705. New Distinct Substrings spoj（后缀数组求所有不同子串）

705. New Distinct Substrings

Problem code: SUBST1

 

Given a string, we need to find the total number of its distinct substrings.

Input

T- number of test cases.

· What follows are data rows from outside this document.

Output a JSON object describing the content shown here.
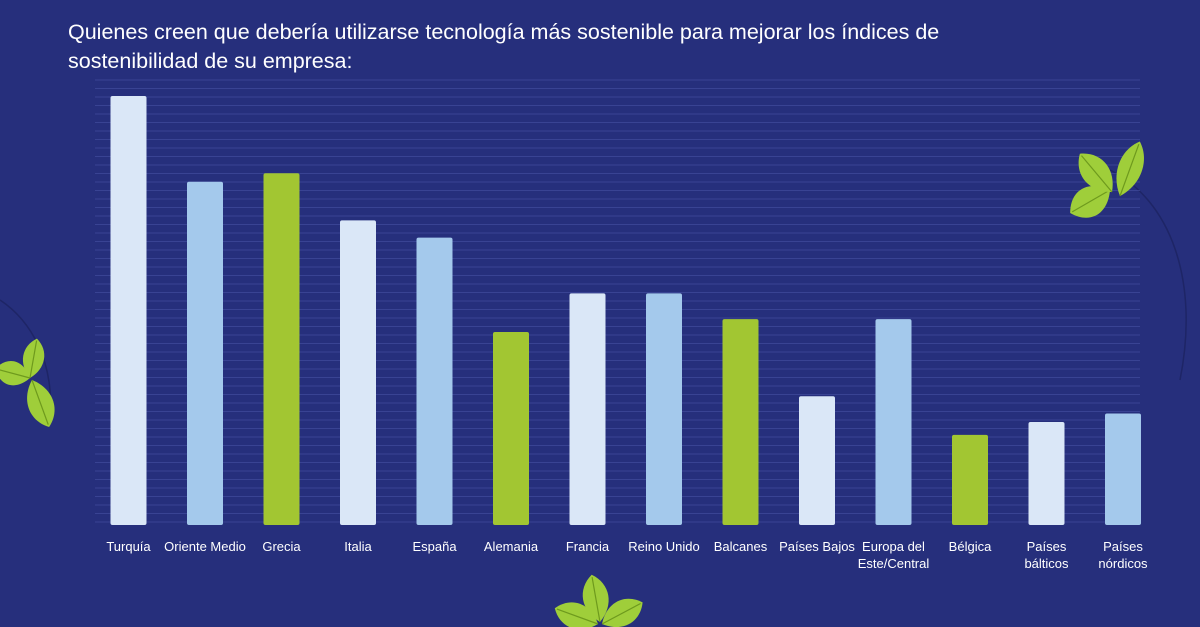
{
  "chart_data": {
    "type": "bar",
    "title": "Quienes creen que debería utilizarse tecnología más sostenible para mejorar los índices de sostenibilidad de su empresa:",
    "categories": [
      "Turquía",
      "Oriente Medio",
      "Grecia",
      "Italia",
      "España",
      "Alemania",
      "Francia",
      "Reino Unido",
      "Balcanes",
      "Países Bajos",
      "Europa del Este/Central",
      "Bélgica",
      "Países bálticos",
      "Países nórdicos"
    ],
    "label_lines": [
      [
        "Turquía"
      ],
      [
        "Oriente Medio"
      ],
      [
        "Grecia"
      ],
      [
        "Italia"
      ],
      [
        "España"
      ],
      [
        "Alemania"
      ],
      [
        "Francia"
      ],
      [
        "Reino Unido"
      ],
      [
        "Balcanes"
      ],
      [
        "Países Bajos"
      ],
      [
        "Europa del",
        "Este/Central"
      ],
      [
        "Bélgica"
      ],
      [
        "Países",
        "bálticos"
      ],
      [
        "Países",
        "nórdicos"
      ]
    ],
    "values": [
      100,
      80,
      82,
      71,
      67,
      45,
      54,
      54,
      48,
      30,
      48,
      21,
      24,
      26
    ],
    "ylim": [
      0,
      100
    ],
    "grid": true,
    "legend": "none",
    "colors": [
      "#dae7f7",
      "#a4c9ec",
      "#a2c632",
      "#dae7f7",
      "#a4c9ec",
      "#a2c632",
      "#dae7f7",
      "#a4c9ec",
      "#a2c632",
      "#dae7f7",
      "#a4c9ec",
      "#a2c632",
      "#dae7f7",
      "#a4c9ec"
    ]
  },
  "colors": {
    "background": "#262f7c",
    "grid": "#4a55a6",
    "leaf": "#9fce3a",
    "leaf_vein": "#6e9a1d"
  },
  "decorations": [
    "leaf-icon",
    "leaf-icon",
    "leaf-icon"
  ]
}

T<=20; Each test case consists of one string, whose length is <= 50000

Output

For each test case output one number saying the number of distinct substrings.

Example

Input:
2
CCCCC
ABABA

Output:
5
9

---

Added by:	Hoang Hong Quan
Date:	2006-01-18
Time limit:	2s
Source limit:	50000B
Memory limit:	256MB
Cluster:	Pyramid (Intel Pentium III 733 MHz)
Languages:	All except: NODEJS PERL 6
Resource:	Base on a problem in ByteCode06

 

 

 

 

 

 

 

 

#include <iostream>
#include <stdio.h>
#include <string.h>
using namespace std;
#define N 51000
char a[N];
int c[N],d[N],e[N],sa[N],height[N],n,b[N],m;
int cmp(int *r,int a,int b,int l)
{
    return r[a]==r[b]&&r[a+l]==r[b+l];
}
void da()
{
    int i,j,p,*x=c,*y=d,*t;
    for(i=0;i<m;i++)b[i]=0;
    for(i=0; i<n; i++)b[x[i]=a[i]]++;
    for(i=1; i<m; i++)b[i]+=b[i-1];
    for(i=n-1; i>=0; i--)sa[--b[x[i]]]=i;
    for(j=1,p=1; p<n; j*=2,m=p)
    {
        for(p=0,i=n-j; i<n; i++)y[p++]=i;
        for(i=0; i<n; i++)if(sa[i]>=j)y[p++]=sa[i]-j;
        for(i=0; i<n; i++)e[i]=x[y[i]];
        for(i=0;i<m;i++)b[i]=0;
        for(i=0; i<n; i++)b[e[i]]++;
        for(i=1; i<m; i++)b[i]+=b[i-1];
        for(i=n-1; i>=0; i--)sa[--b[e[i]]]=y[i];
        for(t=x,x=y,y=t,p=1,x[sa[0]]=0,i=1; i<n; i++)
            x[sa[i]]=cmp(y,sa[i-1],sa[i],j)?p-1:p++;
    }
}
void callheight()
{
    int i,j,k=0;
    for(i=1; i<n; i++)b[sa[i]]=i;
    n--;
    for(i=0; i<n; height[b[i++]]=k)
        for(k?k--:0,j=sa[b[i]-1]; a[i+k]==a[j+k]; k++);
}

int main()
{
    int t,i;
    cin>>t;
    for(i=0;i<t;i++)
    {
        scanf("%s",a);
        n=strlen(a);
        n++;
        m=200;
        da();
        callheight();
        int sum=0;
        for(int j=1;j<=n;j++)sum+=n-sa[j]-height[j];
        cout<<sum<<endl;
    }
}